Washington, D.C. (PRWEB) May 09, 2013

The Bureau of Reclamation and collaborators developed new downscaled climate projections that allow water managers to incorporate the new Coupled Model Inter-comparison Project Phase 5 data from the World Climate Research Program into their water management planning. The data, representing 234 contemporary climate projections for the contiguous United States, was downscaled to a 12 kilometer resolution in order to be more useful to water managers.

"CMIP5 projections represent a new source of information about how a changing climate may impact water supplies in the United States," Reclamation Commissioner Michael L. Connor said. "Reclamation and its partners are taking leading roles to develop an understanding on how this new information complements previous climate projections made available through CMIP3, and on how CMIP5 projections should be considered in water planning and management."

The World Climate Research Program develops global climate projections through its CMIP roughly every five to seven years. Results from CMIP3 were released in 2007 and later used in Reclamation research and assessments including the 2011 SECURE Water Act Report and WaterSMART Basin Studies completed in the Colorado, Yakima and St Mary River - Milk River Basins.
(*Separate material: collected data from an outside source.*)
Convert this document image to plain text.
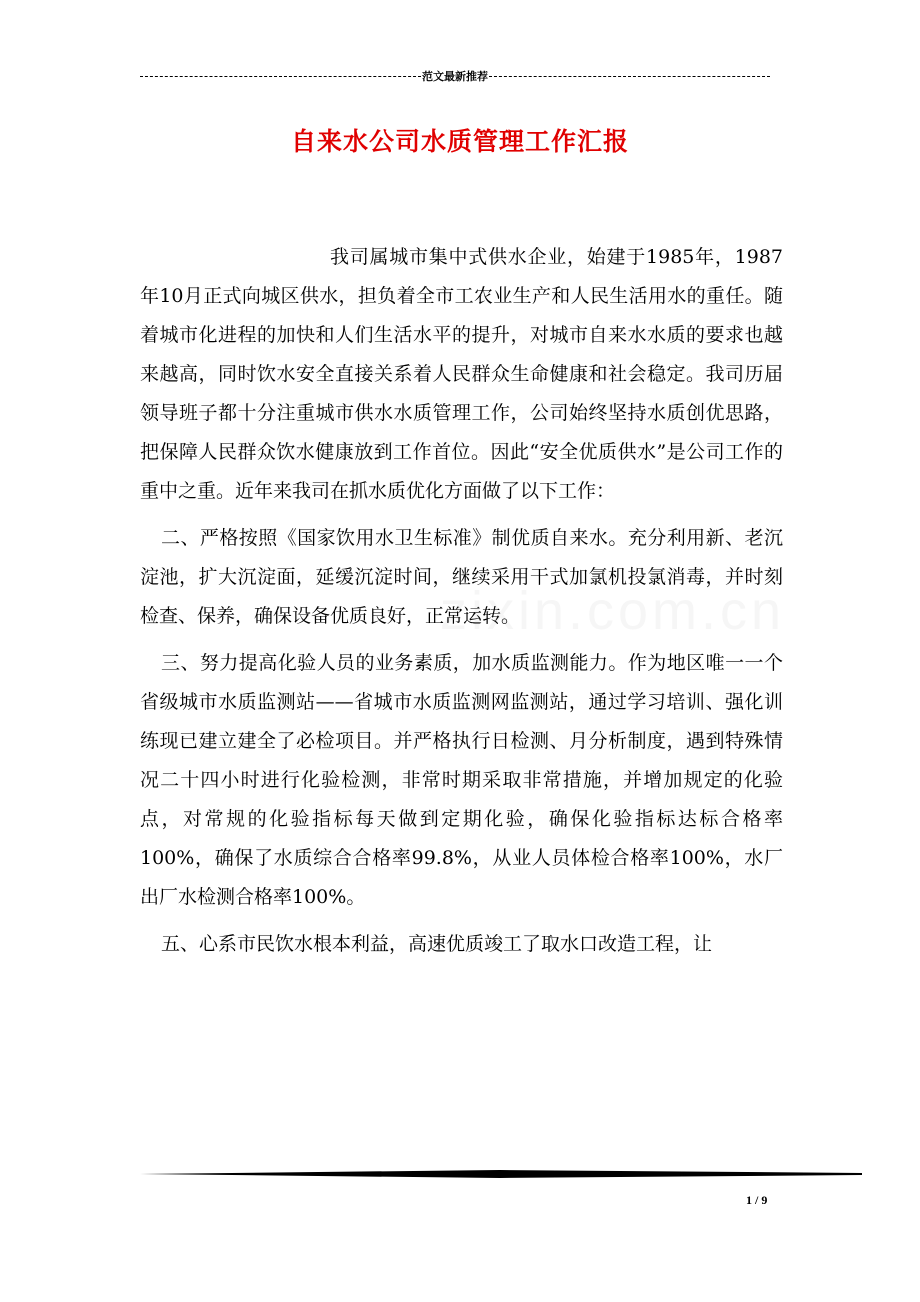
范文最新推荐
自来水公司水质管理工作汇报
zixin.com.cn

我司属城市集中式供水企业，始建于1985年，1987年10月正式向城区供水，担负着全市工农业生产和人民生活用水的重任。随着城市化进程的加快和人们生活水平的提升，对城市自来水水质的要求也越来越高，同时饮水安全直接关系着人民群众生命健康和社会稳定。我司历届领导班子都十分注重城市供水水质管理工作，公司始终坚持水质创优思路，把保障人民群众饮水健康放到工作首位。因此“安全优质供水”是公司工作的重中之重。近年来我司在抓水质优化方面做了以下工作：

二、严格按照《国家饮用水卫生标准》制优质自来水。充分利用新、老沉淀池，扩大沉淀面，延缓沉淀时间，继续采用干式加氯机投氯消毒，并时刻检查、保养，确保设备优质良好，正常运转。

三、努力提高化验人员的业务素质，加水质监测能力。作为地区唯一一个省级城市水质监测站——省城市水质监测网监测站，通过学习培训、强化训练现已建立建全了必检项目。并严格执行日检测、月分析制度，遇到特殊情况二十四小时进行化验检测，非常时期采取非常措施，并增加规定的化验点，对常规的化验指标每天做到定期化验，确保化验指标达标合格率100%，确保了水质综合合格率99.8%，从业人员体检合格率100%，水厂出厂水检测合格率100%。

五、心系市民饮水根本利益，高速优质竣工了取水口改造工程，让

1 / 9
"CMIP5 includes more comprehensive global climate models, updated greenhouse gas emissions scenarios and a broader set of experiments to address a wider variety of science questions," Acting Science Adviser Levi Brekke said. "Through the West-Wide Climate Risk Assessment Implementation Team, Reclamation will consider best approaches for using CMIP5 projections in the future."

Reclamation, Lawrence Livermore National Laboratory, Santa Clara University, Climate Central, Climate Analytics Group, Scripps Institution of Oceanography, the U.S. Geological Survey and U.S. Army Corps of Engineers developed the new downscaled data collaboratively supported by funding from a WaterSMART Climate Analysis Tools Grant and Reclamation's Science and Technology Program.